The Corner

Bainbridge Says I’m Wrong, I Think

Prof Bainbridge questions my suggestion that Cheney is the more authentic conservative. He writes:

What I don’t understand is why Jonah thinks these two aspects of Cheney’s ideology are the “more pure” version of Republicanism. To be sure, the small-l libertarian side of Cheney no doubt appeals to many bloggers and their ilk in electronic MSM outlets like NRO. Yet, popularity among such groups standing alone cannot be enough to privilege a particular subset of a widely diverse political philosophy. What about social conservatives? Anti-government populists? Supply-siders? War liberals? Or, even. the dreaded neocons? In this big a tent, it is very hard to decide who is the most pure.

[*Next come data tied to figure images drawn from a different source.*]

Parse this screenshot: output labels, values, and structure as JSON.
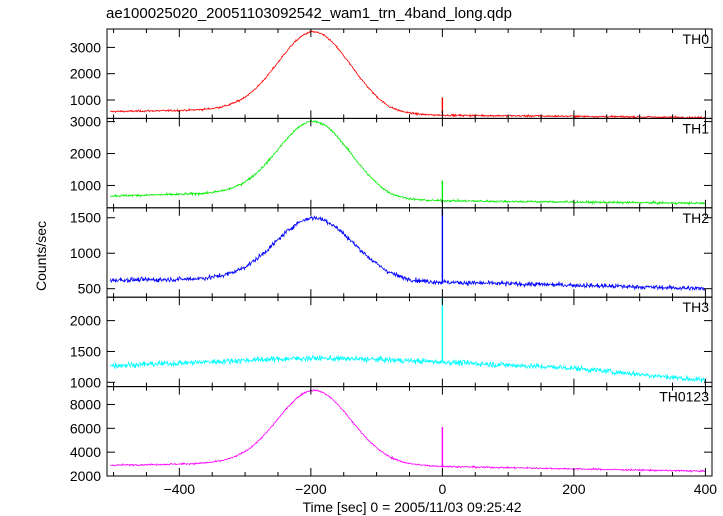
{
  "chart_data": {
    "type": "line",
    "title": "ae100025020_20051103092542_wam1_trn_4band_long.qdp",
    "xlabel": "Time [sec] 0 = 2005/11/03 09:25:42",
    "ylabel": "Counts/sec",
    "xlim": [
      -510,
      410
    ],
    "xticks": [
      -400,
      -200,
      0,
      200,
      400
    ],
    "grid": false,
    "panels": [
      {
        "name": "TH0",
        "color": "#ff0000",
        "ylim": [
          300,
          3700
        ],
        "yticks": [
          1000,
          2000,
          3000
        ],
        "baseline": {
          "x": [
            -510,
            -400,
            -300,
            -200,
            -120,
            -80,
            0,
            200,
            400
          ],
          "y": [
            560,
            600,
            650,
            720,
            560,
            420,
            420,
            380,
            330
          ]
        },
        "peak": {
          "center": -195,
          "amplitude": 2880,
          "sigma": 55
        },
        "noise": 35,
        "spike": {
          "x": 0,
          "y": 1100
        }
      },
      {
        "name": "TH1",
        "color": "#00ee00",
        "ylim": [
          300,
          3100
        ],
        "yticks": [
          1000,
          2000,
          3000
        ],
        "baseline": {
          "x": [
            -510,
            -400,
            -300,
            -200,
            -120,
            -80,
            0,
            200,
            400
          ],
          "y": [
            670,
            720,
            760,
            800,
            640,
            520,
            520,
            480,
            440
          ]
        },
        "peak": {
          "center": -195,
          "amplitude": 2220,
          "sigma": 55
        },
        "noise": 35,
        "spike": {
          "x": 0,
          "y": 1150
        }
      },
      {
        "name": "TH2",
        "color": "#0000ff",
        "ylim": [
          380,
          1640
        ],
        "yticks": [
          500,
          1000,
          1500
        ],
        "baseline": {
          "x": [
            -510,
            -400,
            -300,
            -200,
            -120,
            -60,
            0,
            200,
            400
          ],
          "y": [
            620,
            630,
            650,
            670,
            650,
            600,
            590,
            550,
            500
          ]
        },
        "peak": {
          "center": -195,
          "amplitude": 830,
          "sigma": 58
        },
        "noise": 32,
        "spike": {
          "x": 0,
          "y": 1620
        }
      },
      {
        "name": "TH3",
        "color": "#00ffff",
        "ylim": [
          930,
          2380
        ],
        "yticks": [
          1000,
          1500,
          2000
        ],
        "baseline": {
          "x": [
            -510,
            -400,
            -300,
            -200,
            -100,
            0,
            100,
            200,
            300,
            400
          ],
          "y": [
            1270,
            1310,
            1350,
            1370,
            1360,
            1330,
            1280,
            1230,
            1130,
            1030
          ]
        },
        "peak": {
          "center": -195,
          "amplitude": 20,
          "sigma": 80
        },
        "noise": 45,
        "spike": {
          "x": 0,
          "y": 2380
        }
      },
      {
        "name": "TH0123",
        "color": "#ff00ff",
        "ylim": [
          2000,
          9500
        ],
        "yticks": [
          2000,
          4000,
          6000,
          8000
        ],
        "baseline": {
          "x": [
            -510,
            -400,
            -300,
            -200,
            -120,
            -70,
            0,
            200,
            400
          ],
          "y": [
            2900,
            3000,
            3100,
            3200,
            3100,
            2900,
            2800,
            2600,
            2400
          ]
        },
        "peak": {
          "center": -195,
          "amplitude": 6000,
          "sigma": 55
        },
        "noise": 70,
        "spike": {
          "x": 0,
          "y": 6100
        }
      }
    ]
  }
}
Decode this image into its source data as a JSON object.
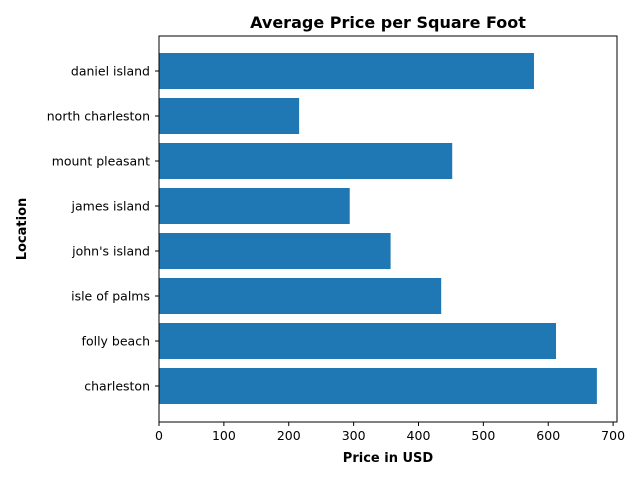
{
  "chart_data": {
    "type": "bar",
    "orientation": "horizontal",
    "title": "Average Price per Square Foot",
    "xlabel": "Price in USD",
    "ylabel": "Location",
    "categories": [
      "charleston",
      "folly beach",
      "isle of palms",
      "john's island",
      "james island",
      "mount pleasant",
      "north charleston",
      "daniel island"
    ],
    "values": [
      675,
      612,
      435,
      357,
      294,
      452,
      216,
      578
    ],
    "xlim": [
      0,
      700
    ],
    "xticks": [
      0,
      100,
      200,
      300,
      400,
      500,
      600,
      700
    ],
    "grid": false,
    "bar_color": "#1f77b4"
  }
}
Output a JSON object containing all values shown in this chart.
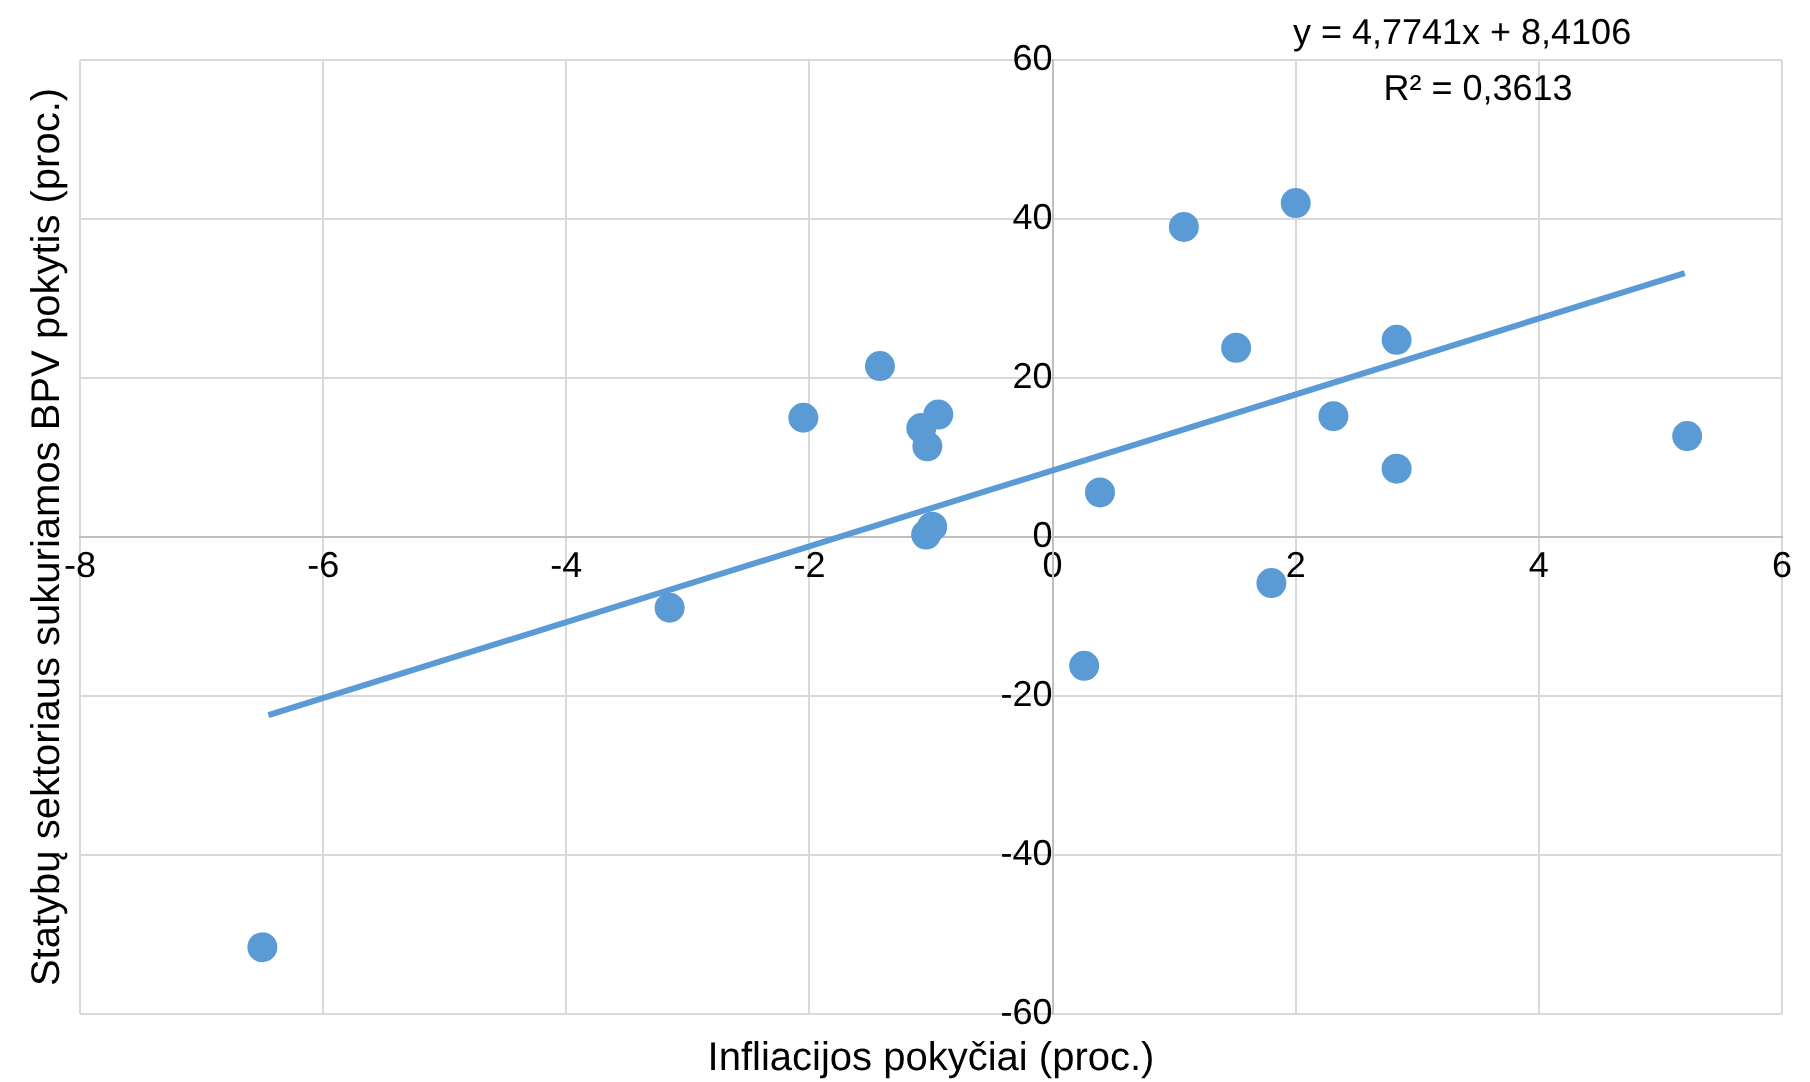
{
  "chart_data": {
    "type": "scatter",
    "xlabel": "Infliacijos pokyčiai (proc.)",
    "ylabel": "Statybų sektoriaus sukuriamos BPV pokytis (proc.)",
    "annotations": [
      "y = 4,7741x + 8,4106",
      "R² = 0,3613"
    ],
    "xlim": [
      -8,
      6
    ],
    "xticks": [
      -8,
      -6,
      -4,
      -2,
      0,
      2,
      4,
      6
    ],
    "ylim": [
      -60,
      60
    ],
    "yticks": [
      -60,
      -40,
      -20,
      0,
      20,
      40,
      60
    ],
    "grid": true,
    "legend": false,
    "marker": "circle",
    "series": [
      {
        "type": "scatter",
        "color": "#5b9bd5",
        "x": [
          -6.5,
          -3.15,
          -2.05,
          -1.42,
          -1.08,
          -1.03,
          -0.94,
          -0.99,
          -1.04,
          0.39,
          0.26,
          1.08,
          1.51,
          2.0,
          1.8,
          2.31,
          2.83,
          2.83,
          5.22
        ],
        "values": [
          -51.6,
          -8.9,
          15,
          21.5,
          13.7,
          11.4,
          15.4,
          1.3,
          0.3,
          5.6,
          -16.2,
          39,
          23.8,
          42,
          -5.8,
          15.2,
          24.8,
          8.6,
          12.7
        ]
      },
      {
        "type": "line",
        "color": "#5b9bd5",
        "marker": "none",
        "x": [
          -6.45,
          5.2
        ],
        "values": [
          -22.4,
          33.2
        ]
      }
    ]
  }
}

Me: he makes a perfectly fine point — and one I would not quibble with — that there are different, equally “pure,” brands of conservatism/Republicanism out there (whatever “pure” means in a philosophy largely opposed to the purifying impulse). But, so what?

In the end I think his whole argument is fundamentally gratuitous. In fact, he provides my own answer for me. I wasn’t trying to “privilege” Cheney-ism above other isms. Indeed, I try not to use the word “privilege” as a verb at all. But, as he notes, bloggers and “MSM” conservative journalists are more likely to be sympathetic to Cheney’s point of view than Bush’s “compassionate conservatism.” Which was exactly my point. Bainbridge makes a fair point that I spoke too broadly of “conservatives” rather than explicitly about the conservative pundits and bloggers scoring the debate. But since it was obviously implicit that I was doing precisely that, I think he protests too much.